On attendra avec impatience les “révélations” sur le président Erdoğan, reportées à nouveau.
titre original : Nouvelles révélations de Sedat Peker bien qu’il reporte la vidéo sur Erdoğan, en raison de la réunion de Biden
Dans les deux vidéos qu’il a publiées ce week-end, Sedat Peker, chef de la mafia en exil, a pris pour cible un homme d’affaires ayant des liens familiaux avec le président, le ministre de l’Intérieur et d’autres personnes.
- Mercredi, Peker a annoncé qu’il avait reporté la publication d’une vidéo sur le président Erdoğan, après sa rencontre avec le président américain Joe Biden du 14 juin.
- Samedi, Peker a publié l’enregistrement d’un appel vidéo avec Serdar Ekşioğlu, un homme d’affaires et un parent éloigné du président. Dans cet appel, il confirme ce que Peker a dit précédemment sur la livraison d’armes à la Syrie.

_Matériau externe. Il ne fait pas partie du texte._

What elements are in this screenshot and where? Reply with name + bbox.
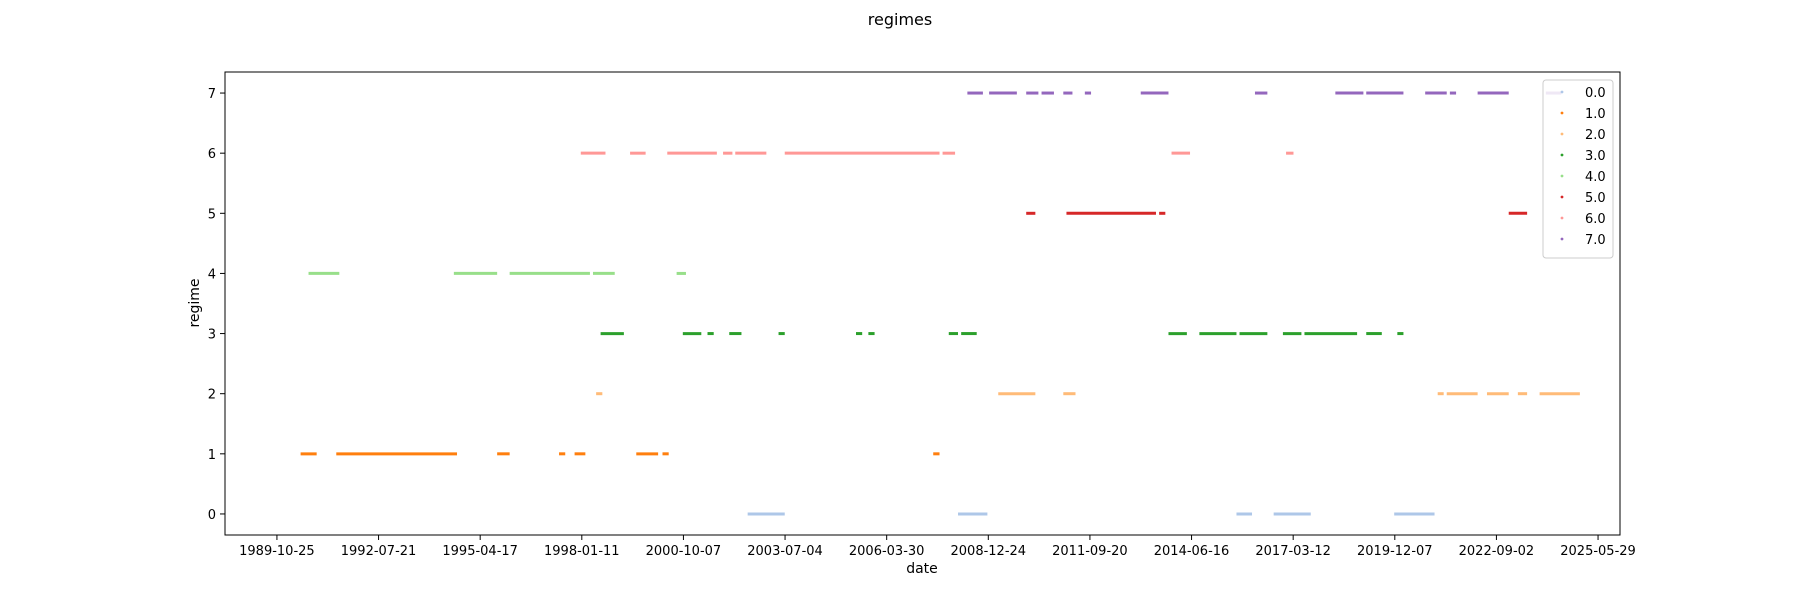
x-tick-label: 2022-09-02 xyxy=(1459,544,1535,559)
legend-label: 7.0 xyxy=(1585,233,1606,248)
legend-marker-0.0 xyxy=(1560,90,1564,94)
y-axis-label: regime xyxy=(187,278,203,327)
x-tick-label: 1992-07-21 xyxy=(341,544,417,559)
legend-marker-4.0 xyxy=(1560,174,1564,178)
y-tick-label: 0 xyxy=(208,508,216,523)
y-tick-label: 1 xyxy=(208,448,216,463)
x-tick-label: 1989-10-25 xyxy=(239,544,315,559)
legend-label: 6.0 xyxy=(1585,212,1606,227)
y-tick-label: 6 xyxy=(208,147,216,162)
y-tick-label: 5 xyxy=(208,207,216,222)
x-axis: 1989-10-25 1992-07-21 1995-04-17 1998-01-11… xyxy=(239,535,1636,559)
x-tick-label: 2025-05-29 xyxy=(1560,544,1636,559)
legend-marker-1.0 xyxy=(1560,111,1564,115)
legend-marker-7.0 xyxy=(1560,237,1564,241)
x-axis-label: date xyxy=(906,561,938,577)
legend-label: 0.0 xyxy=(1585,86,1606,101)
x-tick-label: 2003-07-04 xyxy=(747,544,823,559)
y-tick-label: 3 xyxy=(208,328,216,343)
y-tick-label: 4 xyxy=(208,267,216,282)
x-tick-label: 1998-01-11 xyxy=(544,544,620,559)
y-axis: 0 1 2 3 4 5 6 7 xyxy=(208,87,225,523)
plot-frame xyxy=(224,71,1621,536)
x-tick-label: 2000-10-07 xyxy=(646,544,722,559)
chart-title: regimes xyxy=(868,10,932,29)
x-tick-label: 1995-04-17 xyxy=(442,544,518,559)
legend-marker-6.0 xyxy=(1560,216,1564,220)
legend-label: 1.0 xyxy=(1585,107,1606,122)
legend-label: 4.0 xyxy=(1585,170,1606,185)
legend-marker-2.0 xyxy=(1560,132,1564,136)
legend-marker-3.0 xyxy=(1560,153,1564,157)
legend: 0.0 1.0 2.0 3.0 4.0 5.0 6.0 7.0 xyxy=(1542,79,1614,259)
plot-marks xyxy=(300,91,1580,516)
x-tick-label: 2017-03-12 xyxy=(1255,544,1331,559)
x-tick-label: 2008-12-24 xyxy=(951,544,1027,559)
legend-label: 2.0 xyxy=(1585,128,1606,143)
x-tick-label: 2019-12-07 xyxy=(1357,544,1433,559)
legend-label: 3.0 xyxy=(1585,149,1606,164)
y-tick-label: 7 xyxy=(208,87,216,102)
legend-box xyxy=(1542,79,1614,259)
legend-marker-5.0 xyxy=(1560,195,1564,199)
x-tick-label: 2011-09-20 xyxy=(1052,544,1128,559)
x-tick-label: 2006-03-30 xyxy=(849,544,925,559)
x-tick-label: 2014-06-16 xyxy=(1154,544,1230,559)
y-tick-label: 2 xyxy=(208,388,216,403)
legend-label: 5.0 xyxy=(1585,191,1606,206)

- Dans la vidéo d’aujourd’hui, il affirme que le ministre de l’intérieur Soylu a informé un homme d’affaires d’une enquête à son encontre, lui permettant ainsi de quitter le pays.
- Peker a également déclaré que le holding pro-gouvernemental Demirören n’a rien payé des 750 millions de dollars de prêt qu’il a obtenu d’une banque publique, pour acheter le plus grand conglomérat de médias du pays en 2018.
- Peker a admis avoir apporté un soutien financier à un député AKP et à des groupes pro-AKP en Allemagne.
- Il a aussi déclaré que Twitter, Youtube et Instagram refusaient de bloquer l’accès à ses publications, malgré les décisions de justice en Turquie.
Le chef du crime organisé Sedat Peker a publié l’enregistrement d’un appel vidéo, samedi 4 juin, et sa neuvième vidéo sur les révélations de l’État mafieux, un jour plus tard.
L’appel enregistré le concernait lui et Serdar Ekşioğlu, un homme d’affaires ayant des liens familiaux avec le Président, et président du Parti de la justice et du développement (AKP), Recep Tayyip Erdoğan.
Dans l’appel, Ekşioğlu confirme les dires de Peker : “Nous envoyions quatre camions et ils envoyaient aussi quatre camions. Nous ne vendions pas, vous et moi étions là”.
Dans sa précédente vidéo du 31 mai, Peker avait expliqué un plan de livraison d’armes à la Syrie dans lequel lui et une société militaire privée étaient selon lui impliqués.
Dans la vidéo d’hier, Peker se trouvait à nouveau dans un endroit différent et il laissait entendre qu’il se trouvait dans un autre pays que les Émirats arabes unis, où il avait filmé ses vidéos.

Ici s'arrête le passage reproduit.